This page explains the difference between Rocky and dbt in pictures. If you want the full feature-by-feature tables, see the Feature Comparison; if you’re ready to try a migration, see Migrate from dbt.

Both tools take a set of SQL transformations, organize them into a dependency graph, and run them against your warehouse in the right order:

raw_orders ──┐
├──▶ stg_orders ──┐
raw_users ───┘ ├──▶ orders_enriched ──▶ revenue_report
stg_users ───┘

If you know dbt, the day-to-day loop in Rocky feels familiar: write a model, declare what it depends on, run the pipeline. The difference is what each tool understands about the SQL, and what that lets it catch, and when.

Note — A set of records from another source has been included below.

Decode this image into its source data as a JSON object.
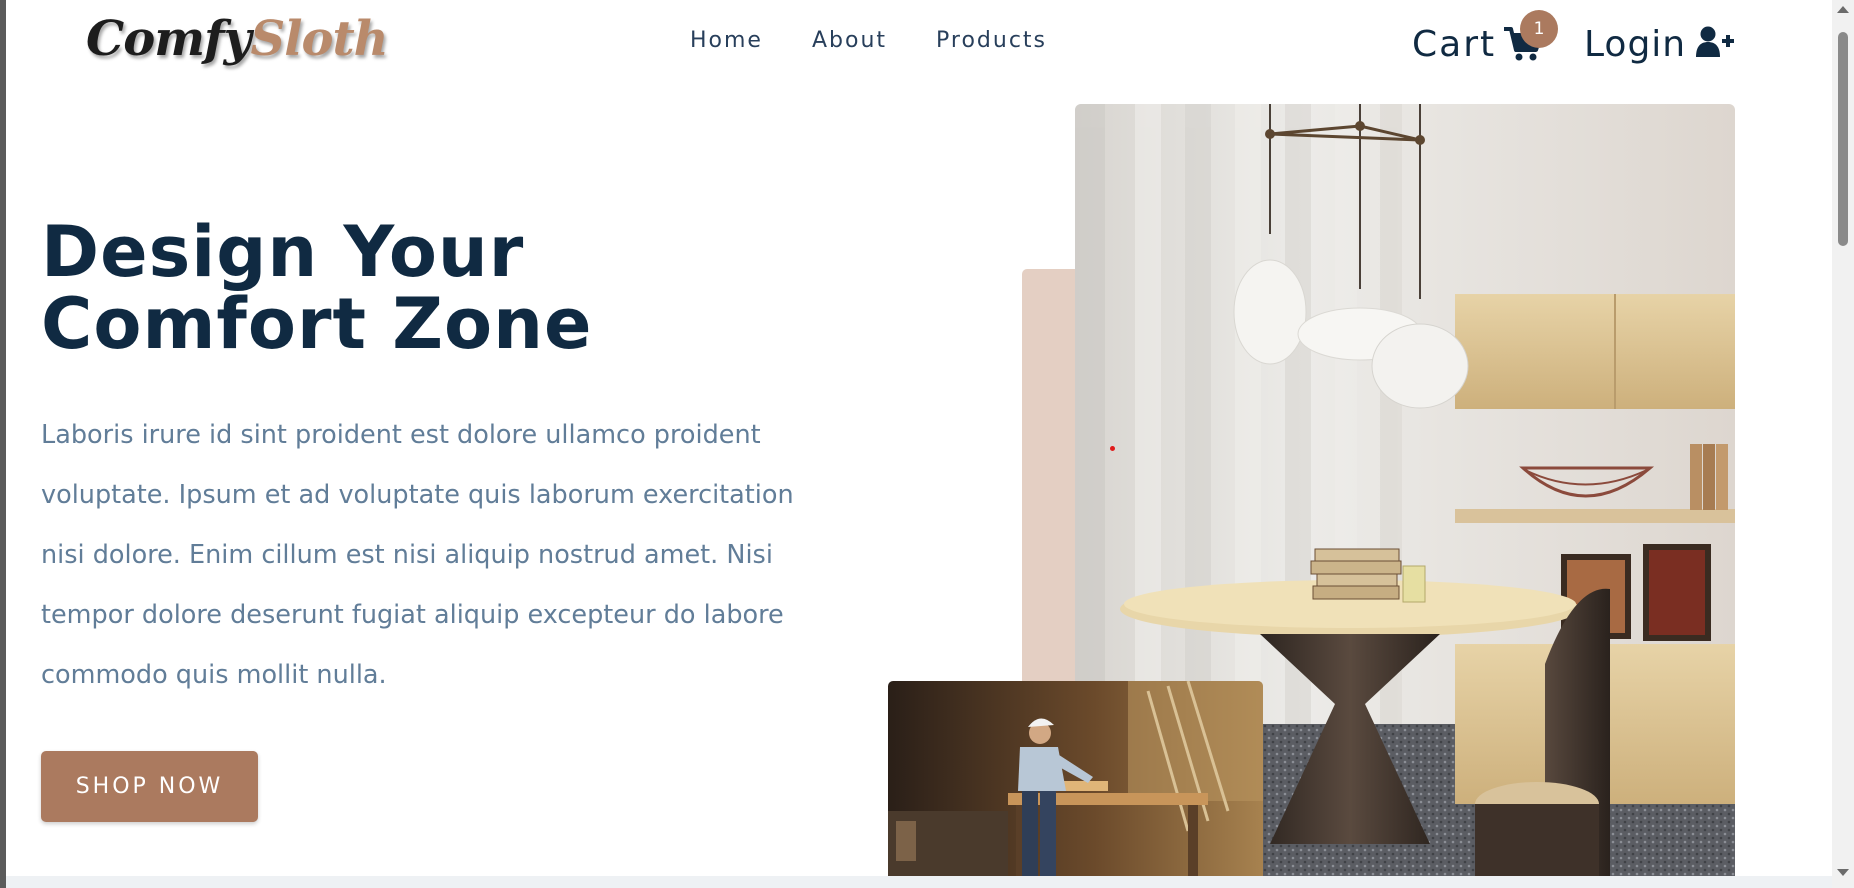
{
  "brand": {
    "logo_part1": "Comfy",
    "logo_part2": "Sloth"
  },
  "nav": {
    "links": [
      "Home",
      "About",
      "Products"
    ]
  },
  "cart": {
    "label": "Cart",
    "count": "1",
    "icon": "cart-icon"
  },
  "login": {
    "label": "Login",
    "icon": "user-plus-icon"
  },
  "hero": {
    "title_line1": "Design Your",
    "title_line2": "Comfort Zone",
    "text": "Laboris irure id sint proident est dolore ullamco proident voluptate. Ipsum et ad voluptate quis laborum exercitation nisi dolore. Enim cillum est nisi aliquip nostrud amet. Nisi tempor dolore deserunt fugiat aliquip excepteur do labore commodo quis mollit nulla.",
    "button": "SHOP NOW"
  },
  "colors": {
    "primary": "#ab7a5f",
    "heading": "#102a42",
    "text": "#617d98",
    "accent": "#e4cfc3"
  }
}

dbt Core parses your project before running anything: it resolves every ref() it can see at parse time, builds the DAG, and fails fast on a reference to a model that doesn’t exist (Jinja that only evaluates at execution can still hide a dependency until runtime). What it does not do is read the SQL inside each model. A model is a Jinja template that renders to a string, and whether that string is correct is discovered when the warehouse executes it:

your SQL + Jinja
┌──────────────┐ parse the project: resolve refs,
│ parse & │ build the DAG. broken refs fail
│ render │ here — but the SQL inside each
└──────┬───────┘ model stays opaque, rendered text
┌──────────────┐ the warehouse finds the SQL-level
│ run against │──▶ problems: ✗ misspelled column,
│ warehouse │ ✗ type mismatch, ✗ silent
└──────┬───────┘ double-count — discovered mid-run
┌──────────────┐ data tests run right after each
│ test │ model builds and can skip its
│ (built data) │ downstream — but the bad table
└──────────────┘ itself is already materialized

Three fairness notes. Since dbt 1.5, a model can declare an enforced contract (its output column names and types), checked when that model is built. Since dbt 1.8, explicitly authored unit tests can check a model’s SQL against static fixtures before it materializes. And dbt build interleaves tests with models in DAG order, so an error-severity test failure stops downstream models from building. All three help; none of them read the SQL across the project. A misspelled column, a type mismatch inside a join, or a SELECT * that pulls a column nobody designed for is caught only where a test or contract was written to cover it — everywhere else it still surfaces in the warehouse, against real data.

Rocky reads the SQL itself. No Jinja: models are plain SQL, and the compiler parses each one, infers the columns and types it produces, and tracks how columns flow into the next model across the whole DAG. Statically detectable mistakes become compile errors before any model is materialized:

your SQL (plain SQL, first-class)
┌──────────────┐ the compiler reads the SQL and
│ compile │ tracks columns + types across
│ the whole │──▶ the DAG: ✗ misspelled column?
│ pipeline │ ✗ type mismatch? ✗ contract
└──────┬───────┘ violated? caught here — no
│ model has been materialized
│ compile errors block the run
┌──────────────┐ during the run: replication drift
│ run against │ is checked and acted on, quality
│ warehouse │ checks report into typed output,
└──────────────┘ cost is recorded per model

The compiler is honest about its limits: a type it can’t infer is tracked as Unknown rather than guessed, and what it can’t prove statically still surfaces at runtime like anywhere else. See The Compiler for exactly what each pass checks.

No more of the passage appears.